El recién nacido experimenta la pérdida de una situación cómoda y privilegiada en el útero materno para salir a un mundo nuevo, donde el contacto con la madre será el primer paso fundamental.

El bebé vive un tremendo cambio al pasar desde el interior del vientre materno al mundo exterior. Antes de nacer, se encuentra envuelto por la oscuridad, sin necesidad de comer ni respirar. Los principales sonidos que amenizan su estancia son el rítmico latido del corazón de su madre, así como su voz.

En determinado momento, se desencadena el parto, y las contracciones uterinas lo conducen a una salida ineludible.

El recién nacido pasa la mayoría del tiempo durmiendo o llorando, pero en algunos momentos durante el día se muestra tranquilo, atento y perceptivo.

Al parecer, la visión óptima del bebé abarca la distancia desde el pecho (mientras está lactando) hasta la cara de su madre, y prefieren las figuras redondeadas a las geométricas.

En cuanto a la audición, perciben mejor los sonidos agudos que los graves, tienen predilección por la voz materna, y su música favorita es la clásica. La intensidad del sonido provoca reacciones en el bebé, de modo que un sonido más suave o delicado producirá una relajación, mientras que uno más fuerte o intenso provoca una activación del recién nacido, con aumento del ritmo cardiaco y respiratorio.

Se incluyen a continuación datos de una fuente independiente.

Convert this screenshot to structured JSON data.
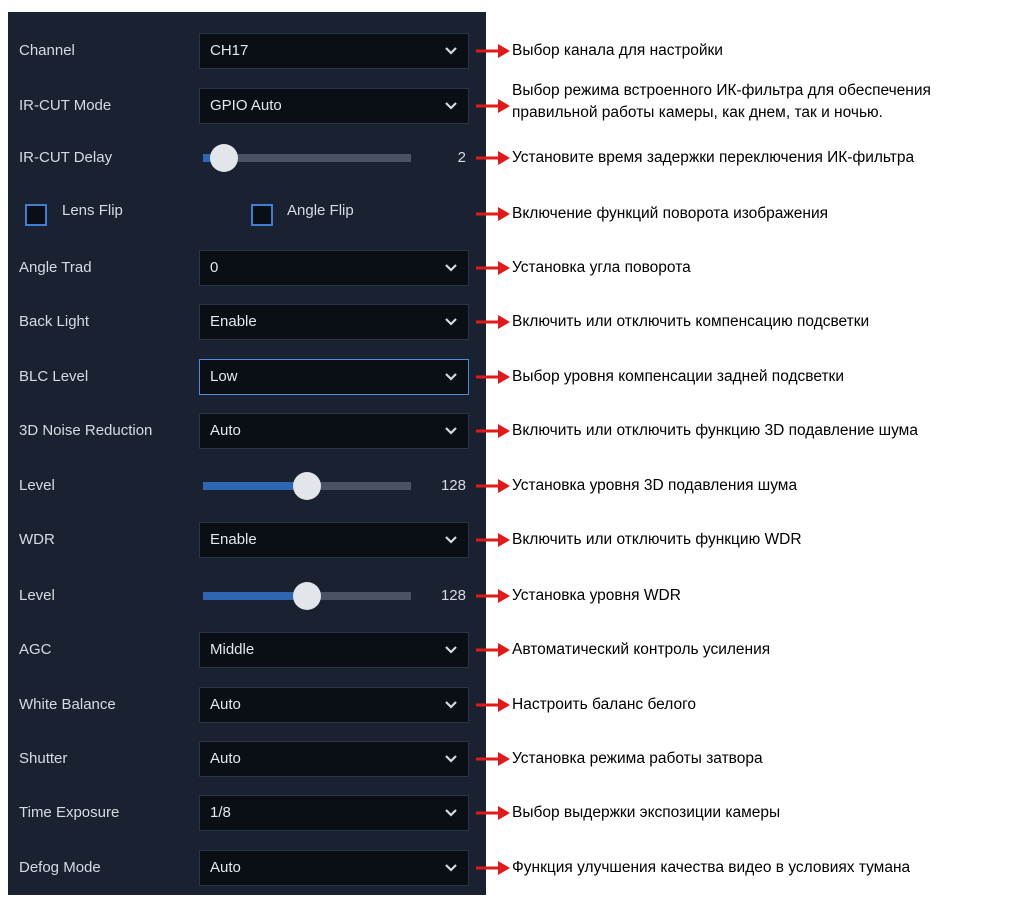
{
  "colors": {
    "panel_bg": "#1a2232",
    "field_bg": "#0a0e15",
    "accent": "#2d66b3",
    "arrow": "#e11919"
  },
  "icons": {
    "dropdown": "chevron-down-icon",
    "annotation": "red-arrow-icon"
  },
  "settings": {
    "channel": {
      "label": "Channel",
      "value": "CH17"
    },
    "ircut_mode": {
      "label": "IR-CUT Mode",
      "value": "GPIO Auto"
    },
    "ircut_delay": {
      "label": "IR-CUT Delay",
      "value": "2",
      "level": 0.1
    },
    "lens_flip": {
      "label": "Lens Flip",
      "checked": false
    },
    "angle_flip": {
      "label": "Angle Flip",
      "checked": false
    },
    "angle_trad": {
      "label": "Angle Trad",
      "value": "0"
    },
    "back_light": {
      "label": "Back Light",
      "value": "Enable"
    },
    "blc_level": {
      "label": "BLC Level",
      "value": "Low"
    },
    "noise_reduction": {
      "label": "3D Noise Reduction",
      "value": "Auto"
    },
    "nr_level": {
      "label": "Level",
      "value": "128",
      "level": 0.5
    },
    "wdr": {
      "label": "WDR",
      "value": "Enable"
    },
    "wdr_level": {
      "label": "Level",
      "value": "128",
      "level": 0.5
    },
    "agc": {
      "label": "AGC",
      "value": "Middle"
    },
    "white_balance": {
      "label": "White Balance",
      "value": "Auto"
    },
    "shutter": {
      "label": "Shutter",
      "value": "Auto"
    },
    "time_exposure": {
      "label": "Time Exposure",
      "value": "1/8"
    },
    "defog_mode": {
      "label": "Defog Mode",
      "value": "Auto"
    }
  },
  "annotations": {
    "channel": "Выбор канала для настройки",
    "ircut_mode_1": "Выбор режима встроенного ИК-фильтра для обеспечения",
    "ircut_mode_2": "правильной работы камеры, как днем, так и ночью.",
    "ircut_delay": "Установите время задержки переключения ИК-фильтра",
    "flip": "Включение функций поворота изображения",
    "angle_trad": "Установка угла поворота",
    "back_light": "Включить или отключить компенсацию подсветки",
    "blc_level": "Выбор уровня компенсации задней подсветки",
    "noise_reduction": "Включить или отключить функцию 3D подавление шума",
    "nr_level": "Установка уровня 3D подавления шума",
    "wdr": "Включить или отключить функцию WDR",
    "wdr_level": "Установка уровня WDR",
    "agc": "Автоматический контроль усиления",
    "white_balance": "Настроить баланс белого",
    "shutter": "Установка режима работы затвора",
    "time_exposure": "Выбор выдержки экспозиции камеры",
    "defog_mode": "Функция улучшения качества видео в условиях тумана"
  }
}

Respecto al pensamiento, disponen de memoria emocional y sueñan, aunque todavía no han desarrollado un pensamiento racional.

El olor que prefieren en el inicio los bebé recién nacidos, es el del líquido amniótico materno, pero sus gustos se van derivando hacia el olor de la leche materna una vez que comienza la lactancia del recién nacido. El reconocimiento del olor de la madre en el momento del parto es fundamental para el establecimiento del vínculo madre-hijo. En los primeros momentos, la noradrenalina descargada durante el nacimiento, hace que el niño se encuentre tranquilo y en alerta, de modo que se favorece el proceso de reconocimiento de la madre por medio del olor y del contacto con la piel. Es importante que se desarrolle adecuadamente esta primera fase, ya que de este modo será más probable que continúe con lactancia materna entre el primer y el cuarto mes de vida.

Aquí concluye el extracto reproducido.